What is the FBAR deadline for 2026?
For the 2025 tax year, FinCEN Form 114 is due April 15, 2026, with an automatic extension to October 15, 2026. No separate extension request is needed. If you miss October 15, you’re in late filing territory.
What's the difference between FBAR and FATCA?
FBAR (FinCEN Form 114) and FATCA (IRS Form 8938) are separate reporting requirements. FBAR has a lower threshold ($10,000), is filed with FinCEN – not the IRS – and covers foreign financial accounts. FATCA has higher thresholds ($50,000+ depending on filing status and residency), is filed with your tax return, and covers a broader range of foreign financial assets including stocks, bonds, and interests in foreign entities. Many taxpayers must file both. Filing one does not satisfy the requirement for the other.
What happens if I don't file an FBAR?
Non-willful violations carry 2026 penalties of up to $16,536 per violation. Willful violations can result in penalties of the greater of $165,353 or 50% of the highest account balance – per account, per year – plus potential criminal charges including fines up to $500,000 and imprisonment up to 10 years. If you’ve missed filings, programs exist to help you come into compliance with reduced or no penalty exposure, depending on your circumstances.
Can I file FBAR late without penalty?
In some circumstances, yes. If you have no unreported income from the foreign accounts and have reasonable cause for not filing, the Delinquent FBAR Submission Procedures may allow you to file late with no penalty. For taxpayers with unreported income, the Streamlined Filing Compliance Procedures provide a path to compliance with reduced penalties. If willfulness is a concern, the Voluntary Disclosure Program is the appropriate channel. The right path depends on the specific facts, and legal guidance is strongly recommended before making any submission.
Do I need to file FBAR if I only have signature authority over the account?
Yes. Signature authority – the ability to control the disposition of assets in the account – independently triggers FBAR reporting obligations, even if you have no financial interest in the account and the account belongs to your employer or a foreign entity. The threshold analysis still applies: if the accounts you have signature authority over, combined with accounts where you have a financial interest, exceeded $10,000 in aggregate at any point during the year, you must report all qualifying accounts.
Are foreign cryptocurrency accounts subject to FBAR reporting?

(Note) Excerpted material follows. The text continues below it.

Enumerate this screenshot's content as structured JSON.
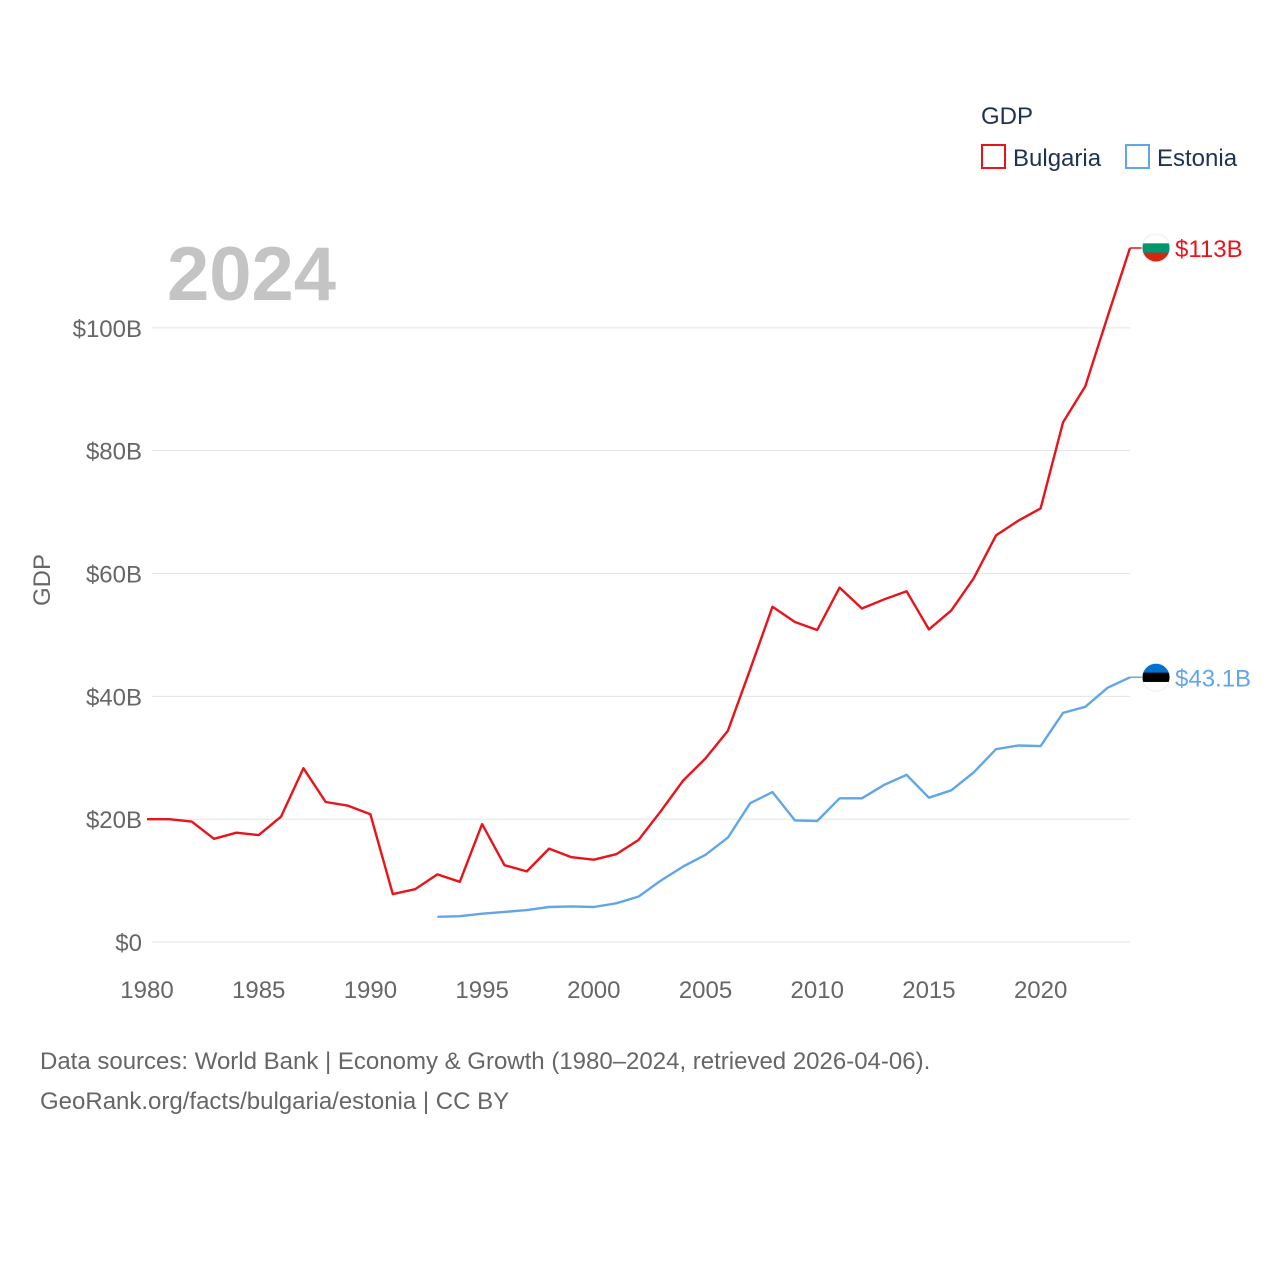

FinCEN has not issued final regulations requiring cryptocurrency on the FBAR, but the agency signaled its intent to include foreign crypto accounts through Notice 2020-2. The regulatory direction is toward mandatory reporting. Taxpayers with significant foreign crypto exchange holdings should monitor FinCEN guidance closely and consider the compliance risk when making decisions about foreign crypto positions.